Obwohl sich die Dynamik auf vielerlei Weise analysieren lässt, konzentrieren wir uns auf den 10-tägigen gegenüber dem 240-tätigen gleitenden Durchschnitt (siehe Grafik). Liegt der 10-tägige gleitende Durchschnitt unterhalb des 240-tägigen, bedeutet dies, dass der Euro eine Abwertungstendenz verzeichnet (diese Perioden sind in der Abbildung grau unterlegt). Umgekehrt gilt: Wenn der 10-tägige gleitende Durchschnitt oberhalb des 240-tägigen liegt, verzeichnet der Euro eine Aufwertungstendenz (nicht unterlegt).

Währungen verzeichnen historisch gesehen Trends, und es ist nützlich, diese Trends zu kennen und über potenzielle Faktoren nachzudenken, die in Zukunft für Veränderungen sorgen könnten. Im Moment deutet dies auf eine weitere Abwertung des Euro hin.

Konzept 2: Kaufkraftparität

Der sogenannte Big-Mac-Index des Wirtschaftsmagazins "The Economist" ist weithin bekannt. Das Prinzip dahinter lautet, dass ein Big Mac von McDonald’s - wechselkursbereinigt - auf der ganzen Welt dasselbe kosten müsste. Da dies in der Realität selten der Fall ist, können wir sagen, dass Währungen im Vergleich zueinander entweder "zu günstig" oder "zu teuer" sind, weshalb durch sie eine ähnliche Preisbildung von grundsätzlich gleichen Gütern in unterschiedlichen globalen Märkten verhindert wird.

Der aktuelle Euro-Wechselkurs (rund 1,17 US-Dollar) ist dem Niveau sehr ähnlich, auf dem er sich nach dem Prinzip der Kaufkraftparität befinden sollte. Dieses Konzept ist etwas komplexer - eine Währung kann über längere Zeiträume hinweg "zu günstig" oder "zu teuer" sein. Wir würden dieses Signal heute als prinzipiell neutral bezeichnen.

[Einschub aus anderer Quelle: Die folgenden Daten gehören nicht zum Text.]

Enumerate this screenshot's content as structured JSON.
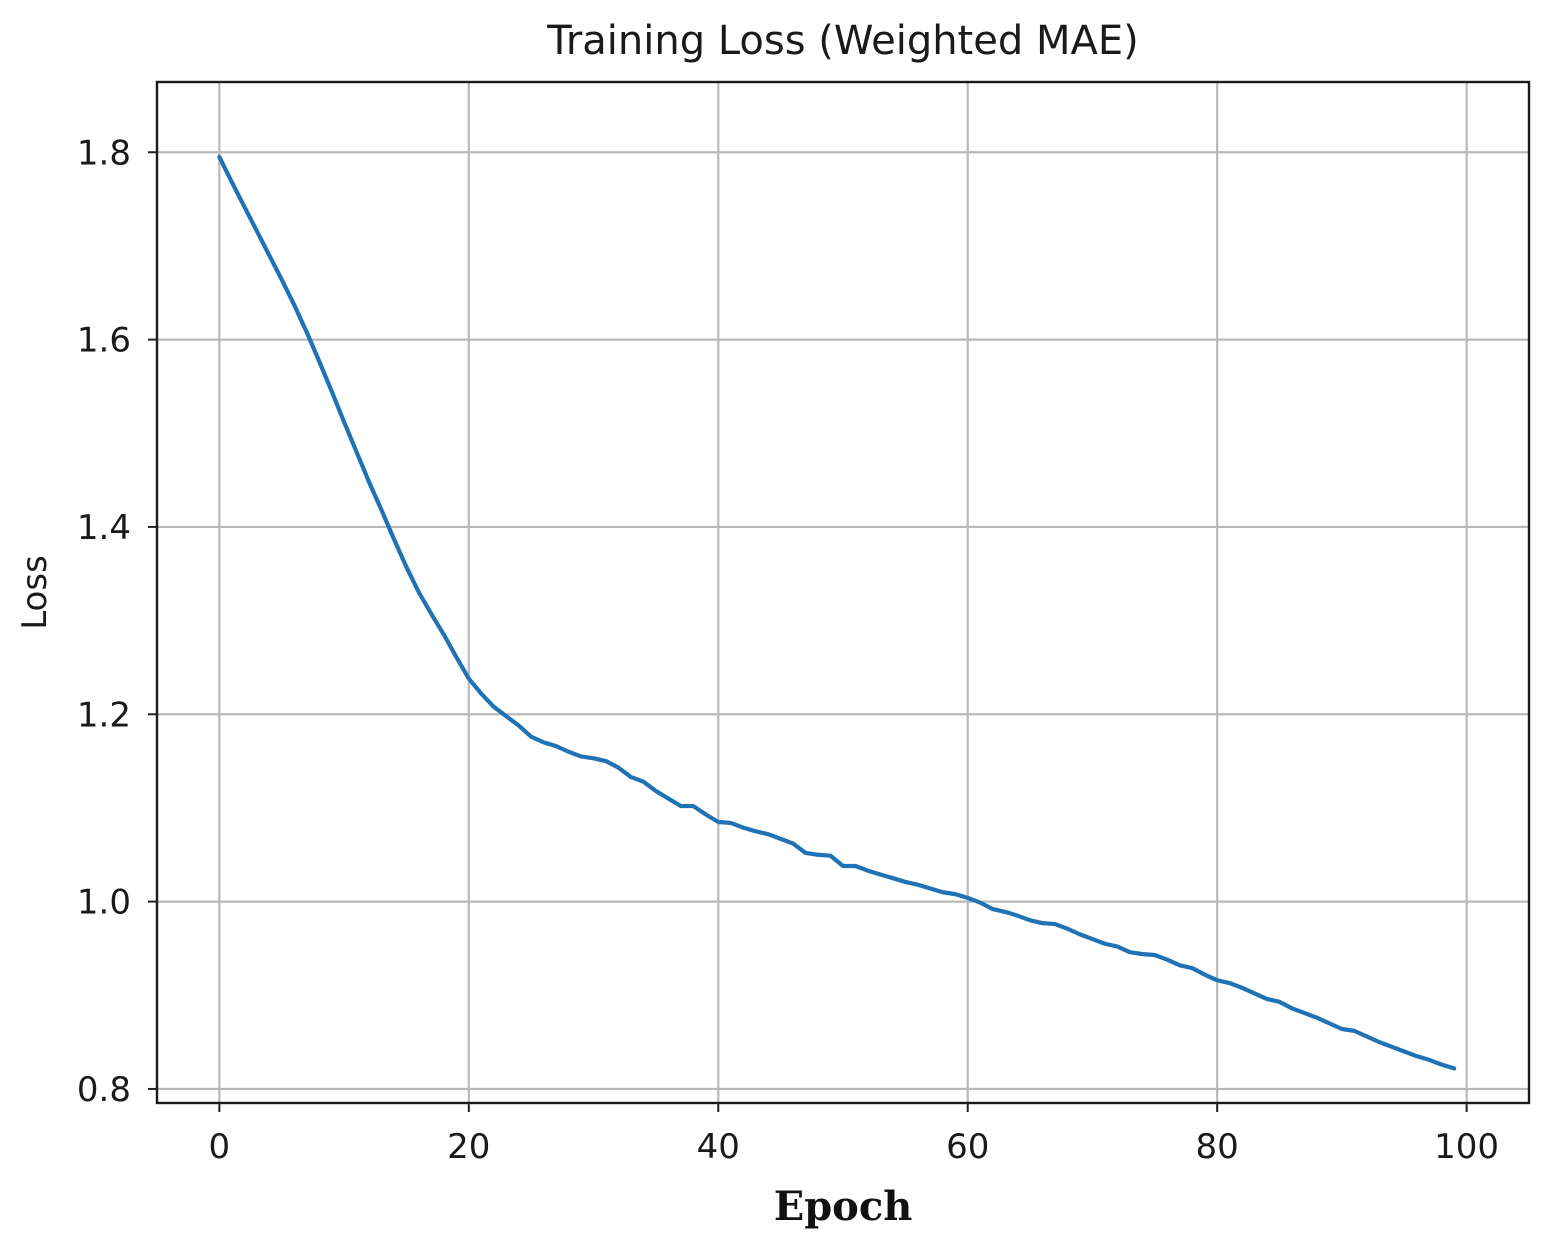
{
  "chart_data": {
    "type": "line",
    "title": "Training Loss (Weighted MAE)",
    "xlabel": "Epoch",
    "ylabel": "Loss",
    "xlim": [
      -5,
      105
    ],
    "ylim": [
      0.785,
      1.875
    ],
    "grid": true,
    "x_ticks": [
      0,
      20,
      40,
      60,
      80,
      100
    ],
    "y_ticks": [
      0.8,
      1.0,
      1.2,
      1.4,
      1.6,
      1.8
    ],
    "x_tick_labels": [
      "0",
      "20",
      "40",
      "60",
      "80",
      "100"
    ],
    "y_tick_labels": [
      "0.8",
      "1.0",
      "1.2",
      "1.4",
      "1.6",
      "1.8"
    ],
    "colors": {
      "series": "#1f72b4",
      "grid": "#b9b9b9",
      "frame": "#1a1a1a"
    },
    "series": [
      {
        "name": "Training Loss",
        "x": [
          0,
          1,
          2,
          3,
          4,
          5,
          6,
          7,
          8,
          9,
          10,
          11,
          12,
          13,
          14,
          15,
          16,
          17,
          18,
          19,
          20,
          21,
          22,
          23,
          24,
          25,
          26,
          27,
          28,
          29,
          30,
          31,
          32,
          33,
          34,
          35,
          36,
          37,
          38,
          39,
          40,
          41,
          42,
          43,
          44,
          45,
          46,
          47,
          48,
          49,
          50,
          51,
          52,
          53,
          54,
          55,
          56,
          57,
          58,
          59,
          60,
          61,
          62,
          63,
          64,
          65,
          66,
          67,
          68,
          69,
          70,
          71,
          72,
          73,
          74,
          75,
          76,
          77,
          78,
          79,
          80,
          81,
          82,
          83,
          84,
          85,
          86,
          87,
          88,
          89,
          90,
          91,
          92,
          93,
          94,
          95,
          96,
          97,
          98,
          99
        ],
        "values": [
          1.795,
          1.768,
          1.742,
          1.716,
          1.69,
          1.664,
          1.637,
          1.608,
          1.577,
          1.545,
          1.512,
          1.48,
          1.448,
          1.418,
          1.387,
          1.357,
          1.33,
          1.307,
          1.285,
          1.261,
          1.238,
          1.222,
          1.208,
          1.198,
          1.188,
          1.176,
          1.17,
          1.166,
          1.16,
          1.155,
          1.153,
          1.15,
          1.143,
          1.133,
          1.128,
          1.118,
          1.11,
          1.102,
          1.102,
          1.093,
          1.085,
          1.084,
          1.079,
          1.075,
          1.072,
          1.067,
          1.062,
          1.052,
          1.05,
          1.049,
          1.038,
          1.038,
          1.033,
          1.029,
          1.025,
          1.021,
          1.018,
          1.014,
          1.01,
          1.008,
          1.004,
          0.999,
          0.992,
          0.989,
          0.985,
          0.98,
          0.977,
          0.976,
          0.971,
          0.965,
          0.96,
          0.955,
          0.952,
          0.946,
          0.944,
          0.943,
          0.938,
          0.932,
          0.929,
          0.922,
          0.916,
          0.913,
          0.908,
          0.902,
          0.896,
          0.893,
          0.886,
          0.881,
          0.876,
          0.87,
          0.864,
          0.862,
          0.856,
          0.85,
          0.845,
          0.84,
          0.835,
          0.831,
          0.826,
          0.822
        ]
      }
    ]
  }
}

Konzept 3: Zinsveränderungen

2-jährige Zinssätze unterliegen, da sie sich am kürzeren Ende befinden, einem stärkeren Einfluss durch die Geldpolitik. Die US-Notenbank hat die Zinsen angehoben, während die EZB zu verstehen gegeben hat, dass sie die Zinsen in einem Zeitraum von rund zwölf Monaten nicht anheben wird. Der US-Zins für Anleihen mit 2-jähriger Laufzeit hat seinen Renditevorteil im bisherigen Jahresverlauf 2018 gegenüber dem deutschen 2-Jahres-Zins von rund 2,5 Prozent auf 3,2 Prozent erweitert.

Die 10-jährigen Zinssätze werden, da sie sich am längeren Ende befinden, stärker von Inflations- und Wachstumserwartungen beeinflusst. Der US-Zins für Anleihen mit 10-jähriger Laufzeit hat seinen Renditevorteil im bisherigen Jahresverlauf 2018 gegenüber dem deutschen 10-Jahres-Zins von rund 2 Prozent auf rund 2,5 Prozent erweitert.

In der Theorie bevorzugen globale Investoren höhere gegenüber niedrigeren Zinsen, was im weiteren Verlauf auf eine potenzielle Dollar-Aufwertung (Euro-Schwäche) hinweisen würde. Zusammenfassend haben wir also aktuell zwei Konzepte (Dynamik und Zinsen), die auf eine Euro-Abwertung hinweisen, kein Konzept, das auf eine Euro-Stärke hindeutet, und ein Konzept (Kaufkraftparität), das sich neutral verhält.

Fazit: Es ist wahrscheinlich, dass der Euro in der zweiten Jahreshälfte 2018 an Wert verlieren wird.